The NSBA deliberately misrepresents debates at school board meetings as “threats” and sometimes-vociferous and angry speech as “violence.” The letter refers to dozens of news stories alluding to “disruptions,” “shouts,” “argument,” and “mobs,” but, contrary to its core claim, cites only a single example of actual violence against a school official: a case of aggravated battery in Illinois, which is obviously condemnable, but hardly the justification for a national “domestic terrorism” investigation.

The association even fabricated entire storylines to support its political objectives. For example, the NSBA claims that a Tennessee school board official named Jon White resigned due to “threats and acts of violence”; the linked source, however, reports that White resigned for “concerns about too much time away from his family,” with no mention of threats or violence. (In another local report, White complains about parents calling him a “child abuser” and other epithets, which, while harsh, are hardly the equivalent of an “act of violence.”)

Still, despite the school board association’s flimsy pretext, the Biden administration appears to be doing its bidding. Garland’s memo instructs the FBI to coordinate with “federal, state, local, Tribal, and territorial law enforcement” to develop plans to “discourage these threats, identify them when they occur, and prosecute them when appropriate.” NSBA director Chip Slaven and national teachers’ union president Randi Weingarten immediately praised Garland’s aggressive actions.

This is a deeply politicized and dangerous escalation in the debate about critical race theory in public schools. For months, critical race theory proponents, including teachers’ unions, have struggled to respond to critics, and new survey data show that strong majorities among all racial categories oppose teaching CRT in public schools. But as its standing in polls has plummeted, the education establishment has turned to more heavy-handed tactics.

The purpose of mobilizing the FBI is not only to monitor dissent but also to subdue it. The suggestion that parents might be engaging in “domestic terrorism” is designed to suppress speech and assembly and to justify further federalization of education policy. In congressional testimony last week, Education Secretary Miguel Cardona refused to say that parents are the “primary stakeholders” in their children’s education; this week, Attorney General Garland is attempting to drive an even bigger wedge between parents and public schools.

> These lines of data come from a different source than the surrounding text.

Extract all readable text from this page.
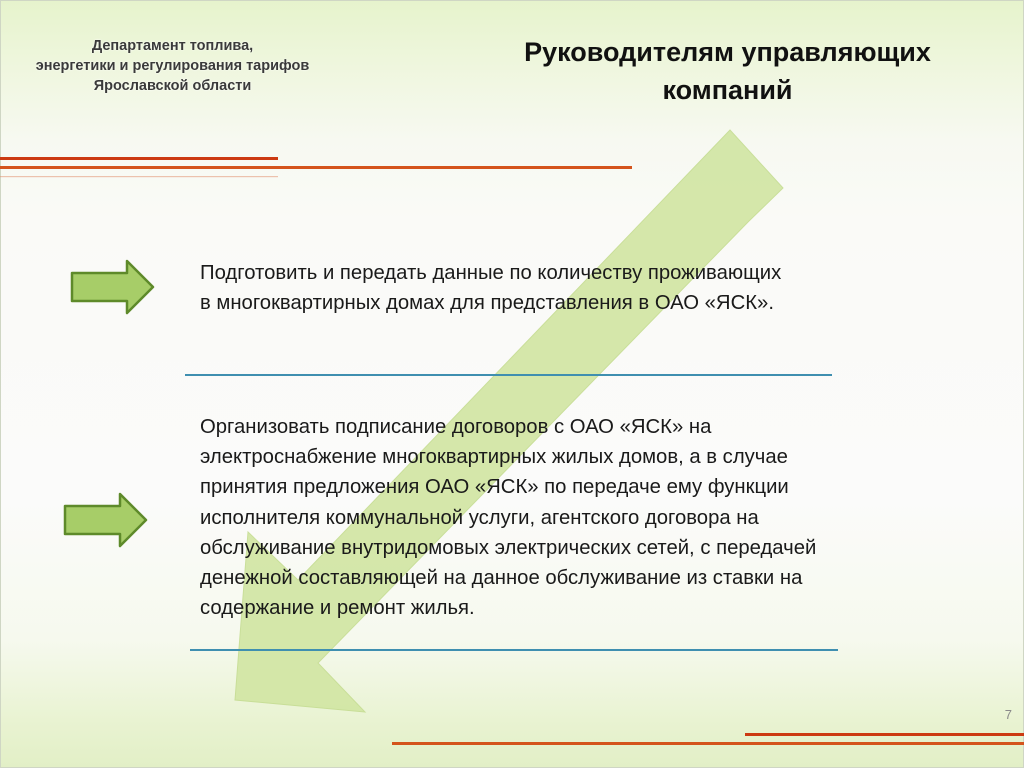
Департамент топлива,
энергетики и регулирования тарифов
Ярославской области
Руководителям управляющих
компаний
Подготовить и передать данные по количеству проживающих
в многоквартирных домах для представления в ОАО «ЯСК».
Организовать подписание договоров с ОАО «ЯСК» на
электроснабжение многоквартирных жилых домов, а в случае
принятия предложения ОАО «ЯСК» по передаче ему функции
исполнителя коммунальной услуги, агентского договора на
обслуживание внутридомовых электрических сетей, с передачей
денежной составляющей на данное обслуживание из ставки на
содержание и ремонт жилья.
7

Parents should not let this overreach deter them from speaking out against critical race theory in schools. The Biden administration has raised the stakes, and the fight is no longer only about CRT; it is also about protecting the basic rights of free speech, assembly, and constituent control over the nation’s public institutions. The grassroots revolt against critical race theory is proof that Americans still have the instinct for self-rule. They must not let the Biden administration crush it.